Most BBDs are perfectly acceptable for chorus, vibrato, and delay, as is, and do not require any additional buffering unless one intends to cascade a bunch of them to attain very long delays (e.g., four MN3205 units to get 1200msec of delay), such that a common clock is attempting to feed multiple sets of clock pins.  I suspect the reason why an "uber-3207" hasn't emerged is because the advantages of very low clock-pin capacitance really only occur in the context of flanging, and flangers are like the girlfriend's friend who tags along and has "a really nice personality", but no one wants to date her (some of us really like flangers, and the others say "I don't get it."). 

I've always loved flangers.  That swoosh over the top is to die for!  Such a dramatic, exciting sound.  Chorus is nice, but pretty bland in comparison.  Bought my SAD1024A from Radio Shack around 1980 and wanted to make a flanger with it, but the only easily available project was Radio Shack "Electronic Reverb", which was made for line level chorus and delay, with regeneration for metallic reverb; it wasn't clocked fast enough for flanging and the results were disappointing. 

It wasn't until around 2010 that I used that Reticon chip in an A/DA Flanger clone and got it sweeping up to 1MHz where it really shines.  Sad that it died after my friend's son knocked it over a few years ago.  My flanger dreams were dashed after over forty years.  I have a feeling the SAD1024A got damaged somehow but haven't had the heart to troubleshoot it.
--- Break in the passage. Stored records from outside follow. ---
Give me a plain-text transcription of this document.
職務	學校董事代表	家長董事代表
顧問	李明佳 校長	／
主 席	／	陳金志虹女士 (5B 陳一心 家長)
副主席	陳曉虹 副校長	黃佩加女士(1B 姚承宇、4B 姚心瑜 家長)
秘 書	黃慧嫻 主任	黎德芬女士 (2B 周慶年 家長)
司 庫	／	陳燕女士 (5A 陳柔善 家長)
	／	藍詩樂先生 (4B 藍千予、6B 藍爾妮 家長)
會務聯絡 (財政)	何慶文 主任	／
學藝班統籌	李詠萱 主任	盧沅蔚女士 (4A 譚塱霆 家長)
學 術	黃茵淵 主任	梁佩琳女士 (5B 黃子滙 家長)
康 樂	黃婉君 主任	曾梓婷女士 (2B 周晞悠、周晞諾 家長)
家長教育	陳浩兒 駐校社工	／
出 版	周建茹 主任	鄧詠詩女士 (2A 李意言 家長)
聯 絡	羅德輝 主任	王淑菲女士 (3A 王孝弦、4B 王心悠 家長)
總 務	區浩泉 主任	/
It gets pretty warm while in the circuit, but the delay path is silent.  Perhaps at some point you guys might help me get it going again? 

[amptramp]

The technology still exists with CCD camera chips.  I have looked, but not seen any camera chips with a test input that allows you to input an electrical signal and check the entire CCD delay process but if you have the patience and can get some large 1 megapixel camera chips from long ago (but later than most BBD chips), you could still have an optical input limited to one pixel and control the readout frequency to get a variable delay or move the optical input to change the delay on a fixed-frequency readout sweep.
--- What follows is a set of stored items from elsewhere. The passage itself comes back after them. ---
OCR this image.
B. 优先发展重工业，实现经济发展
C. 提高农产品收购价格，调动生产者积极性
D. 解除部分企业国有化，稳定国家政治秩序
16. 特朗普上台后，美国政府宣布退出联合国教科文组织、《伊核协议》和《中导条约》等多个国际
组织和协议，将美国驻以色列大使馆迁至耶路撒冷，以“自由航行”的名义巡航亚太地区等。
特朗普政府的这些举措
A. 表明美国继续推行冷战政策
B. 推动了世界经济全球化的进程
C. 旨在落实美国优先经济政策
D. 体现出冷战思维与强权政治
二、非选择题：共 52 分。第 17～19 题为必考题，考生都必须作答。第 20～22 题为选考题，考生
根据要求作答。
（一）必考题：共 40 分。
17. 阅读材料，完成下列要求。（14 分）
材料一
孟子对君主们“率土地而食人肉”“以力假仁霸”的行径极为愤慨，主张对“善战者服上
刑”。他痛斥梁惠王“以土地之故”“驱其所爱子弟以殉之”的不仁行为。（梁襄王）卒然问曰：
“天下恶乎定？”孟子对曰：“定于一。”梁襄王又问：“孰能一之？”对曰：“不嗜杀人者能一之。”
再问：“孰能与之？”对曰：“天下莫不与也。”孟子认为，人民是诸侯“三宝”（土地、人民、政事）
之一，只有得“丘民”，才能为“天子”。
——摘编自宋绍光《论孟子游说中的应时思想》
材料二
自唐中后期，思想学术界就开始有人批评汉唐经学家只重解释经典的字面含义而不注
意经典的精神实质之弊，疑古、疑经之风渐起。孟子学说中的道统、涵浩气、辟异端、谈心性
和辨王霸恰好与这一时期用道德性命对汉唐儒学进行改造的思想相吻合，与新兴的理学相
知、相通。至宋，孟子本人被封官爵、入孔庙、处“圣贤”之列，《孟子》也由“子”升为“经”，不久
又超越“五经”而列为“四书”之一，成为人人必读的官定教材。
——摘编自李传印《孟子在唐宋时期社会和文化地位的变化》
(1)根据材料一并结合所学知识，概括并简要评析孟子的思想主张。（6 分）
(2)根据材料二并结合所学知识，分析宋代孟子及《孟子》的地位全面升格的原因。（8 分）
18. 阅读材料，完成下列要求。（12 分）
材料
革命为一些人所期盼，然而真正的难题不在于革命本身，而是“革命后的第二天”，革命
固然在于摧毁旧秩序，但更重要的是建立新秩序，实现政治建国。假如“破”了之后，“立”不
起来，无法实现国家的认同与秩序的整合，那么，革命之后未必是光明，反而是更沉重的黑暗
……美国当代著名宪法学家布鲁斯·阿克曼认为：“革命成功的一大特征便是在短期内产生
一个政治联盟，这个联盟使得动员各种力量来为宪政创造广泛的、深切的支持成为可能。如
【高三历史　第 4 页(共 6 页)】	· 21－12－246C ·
Even if you don't limit the input to one pixel, the readout will be in the same order all the time so you just have to open a sample-and-hold at a variable clock count to get a variable delay.  You can choose just the 543,768th output pulse then the 543,694th pulse to get the speedup part and the 543,937th pulse to get the slowdown part of the waveform.  All you have to do for the LFO is generate a bunch of numbers for the sample count that are in sinewave or triangular order and vary the differences between them to get the depth control.

There aren't many BBD's still around for audio and not many sources of new ones.  But there are tons of old CCD camera chips and if you are not going into production, lots of cameras being sold cheap at garage sales because they are old 1 or 2 megapixel technology.  Maybe you can still get the SAD1024 sound with electronics from this millenium.

[Mark Hammer]

In fact, if one inspects the datasheets for the SAD1024, one of the suggested applications IS for video-processing, so I imagine it was designed with very low clock-pin capacitance to serve the clock frequencies needed for 1980's video processing.

All of that said, I listened and watched, slackjawed, as Mike "where oh where are you" Irwin demoed an MN3007 for me, being clocked up to 1.5mhz.